The powerful parent/child archetypes interact to provide a foundation for the developing personality. For instance, to be held when crying helps a child feel secure that the world will respond to its emotional needs.

Archetypes define needs and expectations in relationships. The archetypes of mother and young child cover a period of need and dependency in childhood, with the entitled expectation that the  basic needs of hunger and safety be met.

The archetypes that dominate family life are so powerful that very often they dominate all of one’s life on earth. Mother’s Day was celebrated but a couple of days ago. The mother archetype is indeed the most powerful archetype. Mother is the source, period, of all human life. Echoes of one’s relationship with mother fundamentally permeate all of one’s relationships in life.

Most mothers are, as Winnicott coined the expression, “good enough.” This means that the basic imperatives of the archetypes are met, helping a child achieve rudimentary adulthood. But archetypes are unyielding in their insistence upon perfection. Thus, many mothers are forever laden with guilt for not having done enough for their children.

But is mother ever allowed to retire from mothering? Must she nurture and be defined only as mother, for her entire life? Must she deny her full personhood, in lieu of her motherly duties, once her children are reared?

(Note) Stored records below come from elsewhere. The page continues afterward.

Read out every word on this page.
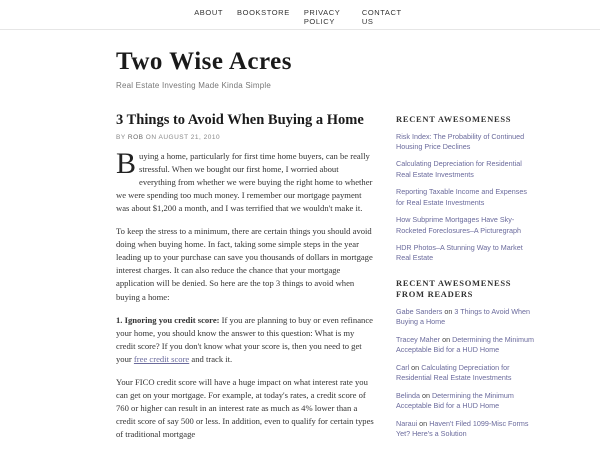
ABOUT BOOKSTORE PRIVACY POLICY
CONTACT US
Two Wise Acres

Real Estate Investing Made Kinda Simple

3 Things to Avoid When Buying a Home
BY ROB ON AUGUST 21, 2010

Buying a home, particularly for first time home buyers, can be really stressful. When we bought our first home, I worried about everything from whether we were buying the right home to whether we were spending too much money. I remember our mortgage payment was about $1,200 a month, and I was terrified that we wouldn't make it.

To keep the stress to a minimum, there are certain things you should avoid doing when buying home. In fact, taking some simple steps in the year leading up to your purchase can save you thousands of dollars in mortgage interest charges. It can also reduce the chance that your mortgage application will be denied. So here are the top 3 things to avoid when buying a home:

1. Ignoring you credit score: If you are planning to buy or even refinance your home, you should know the answer to this question: What is my credit score? If you don't know what your score is, then you need to get your free credit score and track it.

Your FICO credit score will have a huge impact on what interest rate you can get on your mortgage. For example, at today's rates, a credit score of 760 or higher can result in an interest rate as much as 4% lower than a credit score of say 500 or less. In addition, even to qualify for certain types of traditional mortgage

RECENT AWESOMENESS
Risk Index: The Probability of Continued Housing Price Declines
Calculating Depreciation for Residential Real Estate Investments
Reporting Taxable Income and Expenses for Real Estate Investments
How Subprime Mortgages Have Sky-Rocketed Foreclosures–A Picturegraph
HDR Photos–A Stunning Way to Market Real Estate
RECENT AWESOMENESS FROM READERS
Gabe Sanders on 3 Things to Avoid When Buying a Home
Tracey Maher on Determining the Minimum Acceptable Bid for a HUD Home
Carl on Calculating Depreciation for Residential Real Estate Investments
Belinda on Determining the Minimum Acceptable Bid for a HUD Home
Naraui on Haven't Filed 1099-Misc Forms Yet? Here's a Solution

At what point do adult children and parents become peers, equal as traveling companions in this great mystery of life, death, and beyond?

On the flip side are children, well along in chronological years, who feel terribly shortchanged and resentful that their basic needs in childhood were not met. The power of this sense of inadequacy and emotional need keeps one attached and dependent, sometimes for a lifetime. The archetype can be unrelenting in its entitled demand for its full due.

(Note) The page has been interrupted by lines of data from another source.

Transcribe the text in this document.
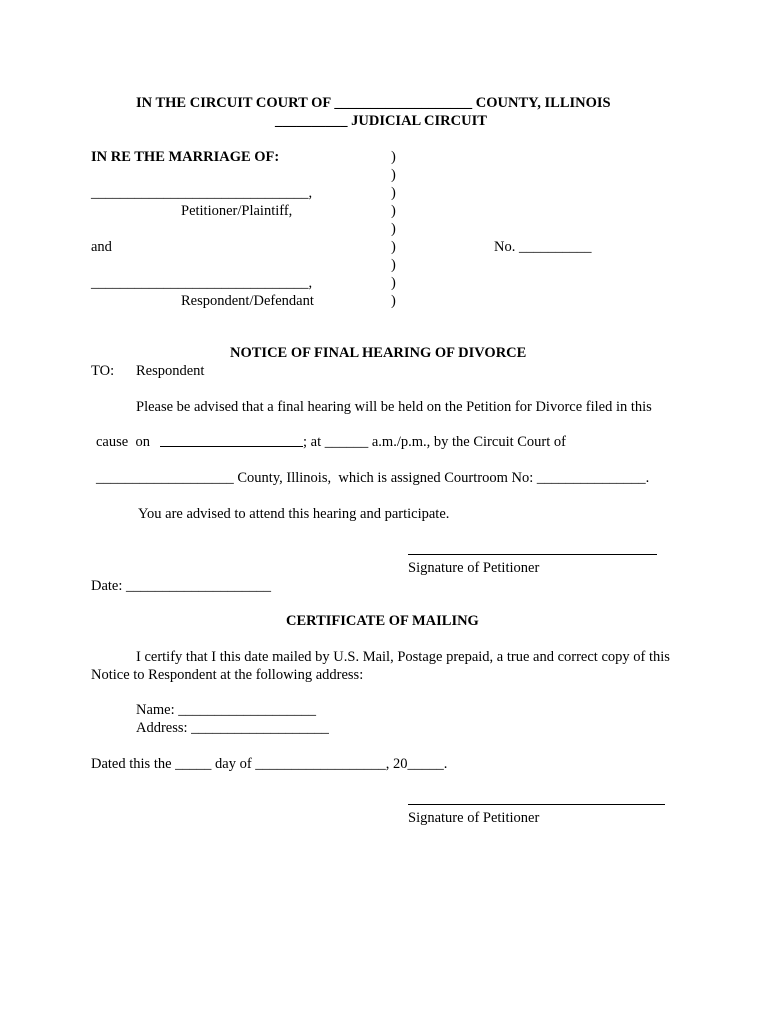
IN THE CIRCUIT COURT OF ___________________ COUNTY, ILLINOIS
__________ JUDICIAL CIRCUIT
IN RE THE MARRIAGE OF:
______________________________,
Petitioner/Plaintiff,
and
______________________________,
Respondent/Defendant
)
)
)
)
)
)
)
)
)
No. __________
NOTICE OF FINAL HEARING OF DIVORCE
TO: Respondent
Please be advised that a final hearing will be held on the Petition for Divorce filed in this
cause  on	; at ______ a.m./p.m., by the Circuit Court of
___________________ County, Illinois,  which is assigned Courtroom No: _______________.
You are advised to attend this hearing and participate.
Signature of Petitioner
Date: ____________________
CERTIFICATE OF MAILING
I certify that I this date mailed by U.S. Mail, Postage prepaid, a true and correct copy of this
Notice to Respondent at the following address:
Name: ___________________
Address: ___________________
Dated this the _____ day of __________________, 20_____.
Signature of Petitioner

Adult children and their parents may remain embroiled in interactive patterns that were appropriate for the developmental period of young childhood, as they attempt to fulfill unmet needs. Unfortunately, once the critical period of childhood is over, these archetypal patterns cease to deliver the desired effect. In fact, they tend to intensify both dependency and despondency.

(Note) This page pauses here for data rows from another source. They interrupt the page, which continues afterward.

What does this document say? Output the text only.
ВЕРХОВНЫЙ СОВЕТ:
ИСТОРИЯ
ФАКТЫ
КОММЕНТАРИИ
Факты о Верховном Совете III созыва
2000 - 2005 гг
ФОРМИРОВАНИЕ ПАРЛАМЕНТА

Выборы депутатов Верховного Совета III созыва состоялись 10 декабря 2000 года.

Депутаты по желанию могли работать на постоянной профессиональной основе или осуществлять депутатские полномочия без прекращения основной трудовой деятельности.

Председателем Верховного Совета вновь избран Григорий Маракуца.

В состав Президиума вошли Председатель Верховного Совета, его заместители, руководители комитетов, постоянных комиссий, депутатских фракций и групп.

All adults must assume full responsibility for their journeys, regardless of the archetypal misfirings of their childhood. This is not a judgment; it’s a developmental fact. Psychological development in adulthood rests in the hands of the individual, not in the family that reared them.

The real challenge for adulthood, for all parties, is to obtain release from the anachronistic archetypes that bind them. This actually is the function of the initiation rites of both ancient and modern religions; to provide release from archetypes that interfere with transition into new roles in the life cycle.

Recapitulation allows one the soul retrieval journey to square with the archetypes that bind old hurts, needs, resentments, and blame. With recapitulation, one takes full ownership of every event of one’s life, as one reclaims all of one’s energy stuck in those old dramas.

This practice frees one of the archetypal bindings, opening the door to being born again, or twice born. To be twice born is to achieve psychological and emotional maturity and independence.

To be twice born is a spiritual birth, which happens beyond childhood where the primary archetypes that ruled family life are released, as one takes on full responsibility for one’s life as an independent physical and energetic being. To be twice born is to awaken and mature into the spiritual dimension of life in human form.

This is the journey of spirit, for which we prepare in our second birth. In our time, that journey has opened through the widespread experience of the energy body, both in our dreams and in our waking experiences out-of-body. To open to this journey we must transmute our archetypal relationships.

With detachment from archetypal binding, gained through recapitulation, we fully embody, within ourselves, the mother and father we need to be, for ourselves, to navigate our soul’s adventure in infinity. In our time, the door has opened to explore this realm while still alive in a physical body.

For the twice born, this is the deepest intent, while fully loving all, as they undertake their own journeys of discovery. Sending love to all.